I think of myself as a reasonably good parent in general. I certainly have good intentions, though I hear the road to hell is paved with those or something. But every now and then I bump up against something that I still need to grow in, and parenting my “spirited” child forces me to recognize that in ways that parenting my other kids does not seem to.
My son is having some issues. He has been having some issues. They seemed to be the worst during his last year of preschool, and I really wanted to believe that when he got to kindergarten, he would grow out of them and/or be “fixed.”
Not Your Average First-Day Photo
This is probably why I cried when his principal called me and we had a discussion about my son’s needs. It was actually a great discussion, but it forced me closer to the point of admitting that my son just may not outgrow whatever his challenges are.
So I sat down with the paperwork for his SST (student success team) meeting. It is a basic questionnaire, and it asks what I enjoy about my child, what activities he likes, what my concerns are at school, at home, and in other situations, types of discipline I find to be most effective, and expectations that I have for my child. It closes by asking what else I’d like for the team to know.
It’s so easy to fill out what I like about him and what his strengths are. He is the most charismatic little guy so much of the time. He generally has an easy time making friends and he wins over lots of random strangers when he converses with them in the manner of a courteous and attentive forty-year-old man. He’s cute. He’s funny.
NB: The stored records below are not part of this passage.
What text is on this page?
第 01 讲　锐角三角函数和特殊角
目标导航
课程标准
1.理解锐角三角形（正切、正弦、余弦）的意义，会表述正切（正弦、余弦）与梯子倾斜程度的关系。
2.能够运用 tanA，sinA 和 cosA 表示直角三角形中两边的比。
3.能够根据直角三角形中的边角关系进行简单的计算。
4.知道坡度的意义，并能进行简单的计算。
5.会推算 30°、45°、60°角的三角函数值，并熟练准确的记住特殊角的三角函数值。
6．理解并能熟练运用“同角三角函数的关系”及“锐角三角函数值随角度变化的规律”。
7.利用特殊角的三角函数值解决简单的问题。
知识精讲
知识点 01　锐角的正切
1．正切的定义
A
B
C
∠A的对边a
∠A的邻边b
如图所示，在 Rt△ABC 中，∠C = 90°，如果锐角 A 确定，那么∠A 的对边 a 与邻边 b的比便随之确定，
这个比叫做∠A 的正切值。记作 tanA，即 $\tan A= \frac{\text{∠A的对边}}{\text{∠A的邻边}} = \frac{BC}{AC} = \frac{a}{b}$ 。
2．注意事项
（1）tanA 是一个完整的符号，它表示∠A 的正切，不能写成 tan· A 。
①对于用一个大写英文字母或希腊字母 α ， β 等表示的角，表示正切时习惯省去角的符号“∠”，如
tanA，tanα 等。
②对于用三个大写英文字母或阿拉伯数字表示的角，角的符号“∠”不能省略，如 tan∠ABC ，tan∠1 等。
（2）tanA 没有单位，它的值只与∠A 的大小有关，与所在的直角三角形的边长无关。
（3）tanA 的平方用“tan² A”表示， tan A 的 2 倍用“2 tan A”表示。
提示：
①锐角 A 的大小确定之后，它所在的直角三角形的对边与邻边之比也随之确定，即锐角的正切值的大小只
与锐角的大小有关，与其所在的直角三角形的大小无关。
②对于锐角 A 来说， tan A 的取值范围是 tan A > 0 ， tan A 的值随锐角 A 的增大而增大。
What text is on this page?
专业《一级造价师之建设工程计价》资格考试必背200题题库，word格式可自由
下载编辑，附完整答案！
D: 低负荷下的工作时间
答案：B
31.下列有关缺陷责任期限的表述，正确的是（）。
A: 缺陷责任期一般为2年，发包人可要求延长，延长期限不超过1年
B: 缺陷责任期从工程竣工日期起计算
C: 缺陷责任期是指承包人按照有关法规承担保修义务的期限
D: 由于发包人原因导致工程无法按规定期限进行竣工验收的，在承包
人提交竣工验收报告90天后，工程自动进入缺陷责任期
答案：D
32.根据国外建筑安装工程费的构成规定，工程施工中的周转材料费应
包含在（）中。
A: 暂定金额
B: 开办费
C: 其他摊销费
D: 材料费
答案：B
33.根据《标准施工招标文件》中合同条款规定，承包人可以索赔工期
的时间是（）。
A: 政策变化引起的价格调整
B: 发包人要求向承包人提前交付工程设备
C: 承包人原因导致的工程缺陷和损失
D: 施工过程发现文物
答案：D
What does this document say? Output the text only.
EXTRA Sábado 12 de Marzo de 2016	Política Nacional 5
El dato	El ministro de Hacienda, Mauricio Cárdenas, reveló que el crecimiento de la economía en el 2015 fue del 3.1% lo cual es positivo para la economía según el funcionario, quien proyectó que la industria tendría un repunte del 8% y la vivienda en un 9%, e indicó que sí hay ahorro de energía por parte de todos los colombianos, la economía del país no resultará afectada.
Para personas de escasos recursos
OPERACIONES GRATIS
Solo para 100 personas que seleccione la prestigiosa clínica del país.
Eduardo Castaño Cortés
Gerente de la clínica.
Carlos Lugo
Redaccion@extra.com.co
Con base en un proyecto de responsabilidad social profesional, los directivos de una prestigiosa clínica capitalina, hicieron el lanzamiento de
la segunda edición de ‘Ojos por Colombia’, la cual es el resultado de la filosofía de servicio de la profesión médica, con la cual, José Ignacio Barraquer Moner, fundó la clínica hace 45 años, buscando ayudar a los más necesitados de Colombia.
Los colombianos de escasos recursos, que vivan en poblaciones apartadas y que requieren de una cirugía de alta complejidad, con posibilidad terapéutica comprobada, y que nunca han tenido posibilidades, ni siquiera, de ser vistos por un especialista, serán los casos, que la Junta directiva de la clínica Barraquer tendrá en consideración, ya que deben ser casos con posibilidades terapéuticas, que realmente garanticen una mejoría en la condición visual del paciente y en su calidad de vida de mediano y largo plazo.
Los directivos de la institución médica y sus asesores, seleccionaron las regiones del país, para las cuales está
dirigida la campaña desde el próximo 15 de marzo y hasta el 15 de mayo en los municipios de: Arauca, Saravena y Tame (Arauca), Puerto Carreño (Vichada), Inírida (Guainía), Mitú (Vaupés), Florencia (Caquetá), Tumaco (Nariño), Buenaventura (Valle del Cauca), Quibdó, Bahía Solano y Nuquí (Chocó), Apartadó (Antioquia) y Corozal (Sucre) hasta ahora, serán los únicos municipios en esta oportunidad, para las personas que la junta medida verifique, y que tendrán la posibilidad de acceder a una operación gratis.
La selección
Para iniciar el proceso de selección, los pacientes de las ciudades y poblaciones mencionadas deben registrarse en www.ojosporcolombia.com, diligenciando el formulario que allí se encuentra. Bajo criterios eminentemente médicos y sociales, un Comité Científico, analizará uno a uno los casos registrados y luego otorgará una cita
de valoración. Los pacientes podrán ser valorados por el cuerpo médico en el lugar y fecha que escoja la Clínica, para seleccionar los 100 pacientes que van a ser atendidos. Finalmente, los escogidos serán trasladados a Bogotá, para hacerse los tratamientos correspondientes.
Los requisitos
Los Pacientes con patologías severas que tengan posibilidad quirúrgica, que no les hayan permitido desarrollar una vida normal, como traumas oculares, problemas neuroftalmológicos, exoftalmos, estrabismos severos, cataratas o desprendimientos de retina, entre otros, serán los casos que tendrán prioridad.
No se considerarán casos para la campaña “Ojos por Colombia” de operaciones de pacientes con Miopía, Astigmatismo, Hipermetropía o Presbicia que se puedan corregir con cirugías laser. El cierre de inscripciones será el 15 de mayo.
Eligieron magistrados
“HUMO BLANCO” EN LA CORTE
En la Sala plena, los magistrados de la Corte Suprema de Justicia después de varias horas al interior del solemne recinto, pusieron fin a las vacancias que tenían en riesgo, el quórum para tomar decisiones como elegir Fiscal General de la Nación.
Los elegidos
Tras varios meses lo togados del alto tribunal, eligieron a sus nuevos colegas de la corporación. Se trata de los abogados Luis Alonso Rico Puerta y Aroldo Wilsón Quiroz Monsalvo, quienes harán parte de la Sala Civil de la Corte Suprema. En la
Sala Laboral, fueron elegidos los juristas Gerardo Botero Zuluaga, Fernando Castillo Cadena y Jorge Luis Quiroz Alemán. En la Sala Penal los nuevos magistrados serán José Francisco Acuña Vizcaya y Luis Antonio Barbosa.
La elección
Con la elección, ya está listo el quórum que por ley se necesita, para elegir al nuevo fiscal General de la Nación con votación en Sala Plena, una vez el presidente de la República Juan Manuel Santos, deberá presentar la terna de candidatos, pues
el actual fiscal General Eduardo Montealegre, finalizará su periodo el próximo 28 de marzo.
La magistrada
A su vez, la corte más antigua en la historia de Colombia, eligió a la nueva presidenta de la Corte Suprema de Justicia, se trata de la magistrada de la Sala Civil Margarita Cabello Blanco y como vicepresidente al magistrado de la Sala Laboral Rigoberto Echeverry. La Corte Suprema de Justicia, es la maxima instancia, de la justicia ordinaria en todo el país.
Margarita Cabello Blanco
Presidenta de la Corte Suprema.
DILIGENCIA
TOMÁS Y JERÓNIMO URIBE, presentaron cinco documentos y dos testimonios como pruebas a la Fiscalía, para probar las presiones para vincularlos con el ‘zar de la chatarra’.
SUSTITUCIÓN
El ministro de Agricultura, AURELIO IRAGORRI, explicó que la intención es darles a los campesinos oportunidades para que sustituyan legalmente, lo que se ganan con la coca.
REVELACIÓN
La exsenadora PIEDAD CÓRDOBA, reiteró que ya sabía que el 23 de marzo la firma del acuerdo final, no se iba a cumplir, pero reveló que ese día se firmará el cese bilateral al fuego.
He’s brave and fairly coordinated.
He Was Participating!
I had to think a bit when I realized that all of the things he really enjoys are either solitary activities or one-on-one activities, generally with the other “one” being an adult. But that’s OK, I remind myself. Filling in my concerns was also easy. They’ve noticed the problems at school. We’re getting better at eliminating the problems at home, though a few remain. We’re getting slightly better at church and soccer, though you never know.
I know what kinds of discipline work best for him(thanks, Kaiser psychologists). I am even getting better at instituting them consistently.
Good Behavior Cards
I paused when I was filling in the expectations section. This is the point when my internal dialogue kicked in.
I guess I don’t articulate “expectations” that much, and I have some negative associations with the word. But I realize, Of course I have expectations for my children. I expect respectful behavior.
I imagine noting on the form, I get thwarted in that.
I expect behavior that is appropriate for its situation. I imagine extending that note to include my second expectation too.
I expect him to put in effort. I expect kindness toward others. I expect compliance.
Sh*t. He does not fulfill any of those expectations.
I suddenly feel torn. I feel like my expectations are too high, like I shouldn’t have expectations or something. But part of me is looking over my shoulder and saying, Some people reading this would think that my son’s problem is that I’m not sure if I should expect these things from him.
I even know that last part isn’t true. I think on the inside I still not only have these, but more rigorous expectations, and I wrote down the ones I think I “ought” to have. And I have received multiple insinuations already that I am somehow responsible for my child’s behavior–I must be like him myself, I must not discipline him, I must not be firm enough with him…you name it. And it’s all baloney, because I value structure and discipline, I myself was an easily cowed and tearful child, and I am sitting here wondering if I actually have secret expectations I’m not willing to face, since I wasn’t even particularly aware of these ones I think I “ought” to have. I pride myself on thinking things like, “If my children make sexual/social/school/substance mistakes as teenagers, I want to be have set up such a relationship that they’ll come to me with these problems.” But meanwhile, maybe I have no room for them to behave in a way outside of what I consider normal.
Despite nearly 35 years of life, a failed marriage, trying to parent an extremely challenging child, and being disappointed countless times, I am still coasting along on my great expectations. I expect my children to be perfect. I expect myself to be perfect. I am in danger of chalking up my son’s perfectly normal behavior to his “problems” instead of remembering that many, many kindergarteners refuse to enter the classroom or settle down during circle time. I am also terrified that I would have a hard time accepting it if it turned out that one of my children was never going to have an easy time fitting into society’s boundaries, which I am extremely rigidly bound by.
May looking my expectations for my children in the eye help me loosen my grip on them.